Apr 30, 2024 - News

Hundreds protest at IU's Dunn Meadow

College campuses with reported encampments or sit-ins related to the war in Gaza
Data: Axios research; Note: Universities with joint encampments reported separately; Locations approximated for clarity; Map: Kavya Beheraj, Tory Lysik and Will Chase/Axios

Hundreds gathered on the IU Bloomington campus for peaceful protests Monday, continuing the pro-Palestinian demonstrations that saw police and protesters clash over the last week.

Why it matters: University administrations across the country have cracked down on student demonstrators in unprecedented ways as protests grow in size and intensity, leading to hundreds of arrests on at least 15 college campuses across the nation, including IU.

  • The majority of arrests have occurred at encampments and sit-ins. Dozens of smaller-scale college protests haven't seen altercations between demonstrators and police.

State of play: Students are demanding that their universities divest from businesses that have financial ties to Israel and those that are supporting the war in Gaza.

Zoom in: Demonstrations in Bloomington started last Thursday at Dunn Meadow, a grassy 20-acre clearing on the southwest corner of IU's campus.

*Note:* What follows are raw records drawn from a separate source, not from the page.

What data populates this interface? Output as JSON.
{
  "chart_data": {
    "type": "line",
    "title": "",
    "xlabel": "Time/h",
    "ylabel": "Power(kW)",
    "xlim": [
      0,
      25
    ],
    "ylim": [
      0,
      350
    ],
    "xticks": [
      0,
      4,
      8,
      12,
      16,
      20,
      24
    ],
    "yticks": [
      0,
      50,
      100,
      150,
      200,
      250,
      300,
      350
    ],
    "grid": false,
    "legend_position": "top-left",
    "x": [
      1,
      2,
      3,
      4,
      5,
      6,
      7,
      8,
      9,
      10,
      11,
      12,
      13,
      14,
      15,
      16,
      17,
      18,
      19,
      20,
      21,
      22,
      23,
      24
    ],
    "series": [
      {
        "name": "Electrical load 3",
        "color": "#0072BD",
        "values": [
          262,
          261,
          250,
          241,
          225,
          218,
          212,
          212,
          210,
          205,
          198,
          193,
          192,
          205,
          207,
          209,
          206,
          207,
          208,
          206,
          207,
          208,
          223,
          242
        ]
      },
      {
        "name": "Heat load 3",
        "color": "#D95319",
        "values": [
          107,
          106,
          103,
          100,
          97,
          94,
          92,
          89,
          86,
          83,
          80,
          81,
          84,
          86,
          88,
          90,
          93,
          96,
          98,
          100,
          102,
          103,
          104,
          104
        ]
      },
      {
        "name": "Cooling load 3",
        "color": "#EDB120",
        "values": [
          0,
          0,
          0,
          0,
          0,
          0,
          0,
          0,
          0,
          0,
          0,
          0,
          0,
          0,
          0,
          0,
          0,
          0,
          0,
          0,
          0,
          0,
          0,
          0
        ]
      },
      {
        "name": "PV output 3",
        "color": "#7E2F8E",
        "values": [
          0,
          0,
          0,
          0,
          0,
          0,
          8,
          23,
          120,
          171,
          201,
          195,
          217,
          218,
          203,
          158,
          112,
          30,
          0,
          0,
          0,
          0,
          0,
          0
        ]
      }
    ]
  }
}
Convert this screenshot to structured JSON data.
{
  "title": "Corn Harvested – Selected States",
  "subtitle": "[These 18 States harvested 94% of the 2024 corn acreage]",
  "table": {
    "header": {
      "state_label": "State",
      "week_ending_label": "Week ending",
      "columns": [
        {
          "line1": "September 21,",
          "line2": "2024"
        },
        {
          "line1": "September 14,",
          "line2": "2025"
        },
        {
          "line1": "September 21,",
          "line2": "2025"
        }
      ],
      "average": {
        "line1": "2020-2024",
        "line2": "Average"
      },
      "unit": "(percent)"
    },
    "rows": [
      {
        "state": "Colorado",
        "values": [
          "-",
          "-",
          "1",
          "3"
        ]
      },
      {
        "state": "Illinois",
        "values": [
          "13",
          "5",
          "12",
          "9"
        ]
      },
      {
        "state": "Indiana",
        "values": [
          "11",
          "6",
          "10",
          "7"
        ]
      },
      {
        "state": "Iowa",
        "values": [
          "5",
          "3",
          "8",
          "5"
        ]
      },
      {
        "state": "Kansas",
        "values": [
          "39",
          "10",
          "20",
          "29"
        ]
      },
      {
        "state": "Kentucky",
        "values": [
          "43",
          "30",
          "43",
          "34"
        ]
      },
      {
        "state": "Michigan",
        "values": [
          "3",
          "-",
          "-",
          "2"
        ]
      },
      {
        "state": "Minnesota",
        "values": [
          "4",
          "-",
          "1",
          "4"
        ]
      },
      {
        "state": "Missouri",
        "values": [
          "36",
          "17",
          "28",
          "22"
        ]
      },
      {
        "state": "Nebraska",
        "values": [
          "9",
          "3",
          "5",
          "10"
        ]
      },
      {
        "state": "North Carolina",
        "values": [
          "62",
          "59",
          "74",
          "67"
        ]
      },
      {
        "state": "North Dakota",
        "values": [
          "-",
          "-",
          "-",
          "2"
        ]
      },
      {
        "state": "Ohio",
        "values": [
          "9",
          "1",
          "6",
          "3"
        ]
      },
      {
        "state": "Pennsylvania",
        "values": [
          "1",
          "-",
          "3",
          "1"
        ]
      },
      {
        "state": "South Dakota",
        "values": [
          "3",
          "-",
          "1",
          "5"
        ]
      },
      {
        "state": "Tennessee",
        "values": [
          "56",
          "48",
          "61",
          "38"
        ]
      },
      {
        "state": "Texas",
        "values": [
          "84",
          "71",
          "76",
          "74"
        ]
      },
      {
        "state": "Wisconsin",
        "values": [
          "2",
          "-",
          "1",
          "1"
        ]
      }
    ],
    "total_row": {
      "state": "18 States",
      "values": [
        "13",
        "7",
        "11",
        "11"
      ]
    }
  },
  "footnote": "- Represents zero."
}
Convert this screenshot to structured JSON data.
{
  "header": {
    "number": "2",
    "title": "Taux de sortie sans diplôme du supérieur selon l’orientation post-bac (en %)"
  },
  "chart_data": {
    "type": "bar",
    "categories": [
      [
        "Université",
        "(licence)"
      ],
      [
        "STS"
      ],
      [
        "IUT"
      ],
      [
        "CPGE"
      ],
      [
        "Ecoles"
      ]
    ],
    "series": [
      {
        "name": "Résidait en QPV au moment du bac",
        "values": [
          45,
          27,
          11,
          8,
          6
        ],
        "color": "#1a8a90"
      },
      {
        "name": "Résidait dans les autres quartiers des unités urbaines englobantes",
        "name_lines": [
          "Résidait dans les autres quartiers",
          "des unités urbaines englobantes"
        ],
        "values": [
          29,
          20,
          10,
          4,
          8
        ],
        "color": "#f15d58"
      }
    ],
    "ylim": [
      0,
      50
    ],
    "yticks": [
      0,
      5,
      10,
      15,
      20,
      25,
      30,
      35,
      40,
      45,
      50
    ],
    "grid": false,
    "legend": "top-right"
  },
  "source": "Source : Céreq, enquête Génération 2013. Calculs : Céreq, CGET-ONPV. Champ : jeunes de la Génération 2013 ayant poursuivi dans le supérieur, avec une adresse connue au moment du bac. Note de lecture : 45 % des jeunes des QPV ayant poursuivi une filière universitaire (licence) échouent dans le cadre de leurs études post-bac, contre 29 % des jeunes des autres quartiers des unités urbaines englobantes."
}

  • A last-minute policy change prohibited the use of temporary structures in the area without prior approval, though they'd previously been allowed outside the hours of 11pm to 6am.
  • 33 protestors were arrested in clashes with police Thursday as they cleared encampments set up by the IU Divestment Coalition, according to the Indiana Daily Student.
  • A second encampment lasted through Friday night into Saturday, when police again cleared the tents and arrested another 23 people.

The latest: The university said it will allow temporary structures — like the tent encampments taken down over the weekend — with university approval for renewable 48-hour stretches.

  • "The events of recent days have been difficult, disturbing and emotional," IU president Pamela Whitten wrote, arguing officials are seeking a balance between safety and free speech.
  • Whitten said "antisemitic episodes have been linked to this national encampment campaign," though no specific threats or antisemitic incidents in Bloomington were detailed.

What we're watching: How Whitten and provost Rahul Shrivastav respond to growing crowds and criticism of the university's handling of the situation — including the decision to call in state police to help clear the encampments and campus bans for those arrested.

  • Already under pressure from a no-confidence vote by faculty last week, a rally calling for their resignations was held Monday amid the ongoing pro-Palestine demonstrations.